17 April 2015

ETH-Medal 2015 for outstanding MSc thesis

Figure 1: Phase-space after 40 turns. The numerical model (right) shown with characteristic phase-space points calculated with the analytic model (left).
The detailed understanding of particle motion in the outer region (halo) of a bunched beam is of utmost importance for all existing and future high intensity hadron accelerators in view of minimizing particle losses and machine activation. Particle-core models separate the motion of halo particles from the core and treat them as test-particles. Therefore these reduced-order models are computationally inexpensive compared to full particle-in-cell simulations and can, to some extent, be derived analytically, thus giving insights into the non-linear mechanism of halo formation. These models have been successfully applied to linear accelerators, first by Gluckstern in 1994, for coasting round beams. The key point of Pirmin Berger's thesis is the extension of the model to ellipsoidal 3D bunched beams including dispersion, acceleration, and a self-consistent prediction of the core motion. A fully analytic model and a numerical model, the so-called extended particle-core model, have been derived. The new models were then applied to a simplified cyclotron but with parameters (e.g. tunes, energies) similar to the PSI Injector 2.
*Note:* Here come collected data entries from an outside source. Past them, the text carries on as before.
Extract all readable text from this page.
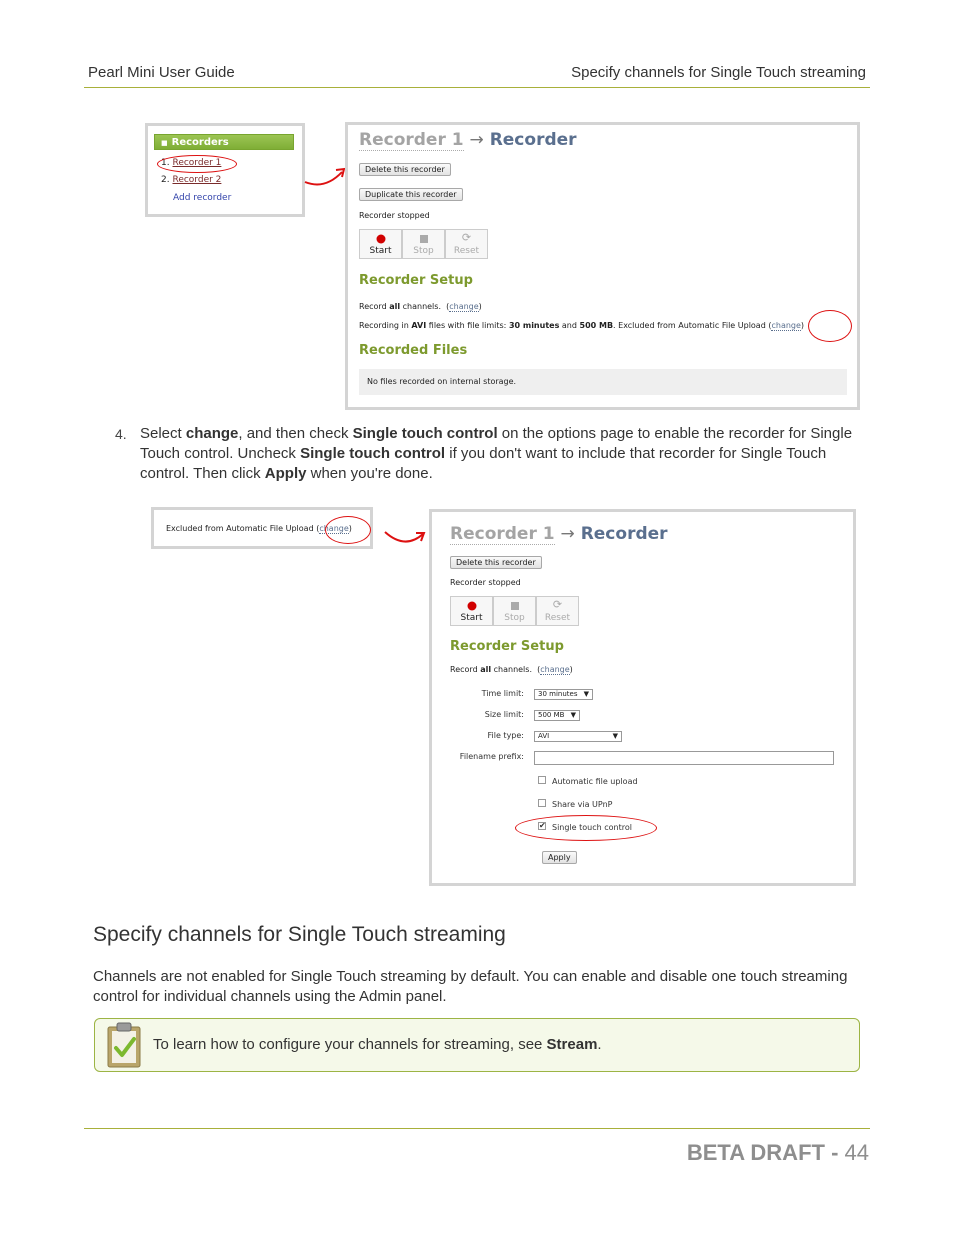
Pearl Mini User Guide	Specify channels for Single Touch streaming
■ Recorders
1. Recorder 1
2. Recorder 2
Add recorder
Recorder 1 → Recorder
Delete this recorder
Duplicate this recorder
Recorder stopped
Start	Stop
⟳
Reset
Recorder Setup
Record all channels.  (change)
Recording in AVI files with file limits: 30 minutes and 500 MB. Excluded from Automatic File Upload (change)
Recorded Files
No files recorded on internal storage.
4. Select change, and then check Single touch control on the options page to enable the recorder for Single Touch control. Uncheck Single touch control if you don't want to include that recorder for Single Touch control. Then click Apply when you're done.
Excluded from Automatic File Upload (change)	Recorder 1 → Recorder
Delete this recorder
Recorder stopped
Start	Stop
⟳
Reset
Recorder Setup
Record all channels.  (change)
Time limit:	30 minutes ▼
Size limit:	500 MB ▼
File type:	AVI	▼
Filename prefix:
Automatic file upload
Share via UPnP
✔ Single touch control
Apply
Specify channels for Single Touch streaming
Channels are not enabled for Single Touch streaming by default. You can enable and disable one touch streaming control for individual channels using the Admin panel.
To learn how to configure your channels for streaming, see Stream.
BETA DRAFT - 44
A division of the phase space into four characteristic regions (A: unstable fix-point, B: inner separatrix, C: stable fix-point and D: outer separatrix) has been observed, as depicted in Figure 1. The purely analytic model (left of Fig. 1) compares, within limits, very well to the numerical model. We speculate that such reduced-order models may be the nucleus of future on-line models, accurately describing halo phenomena in high intensity hadron accelerators such as the Injector 2 and the PSI Ring cyclotron.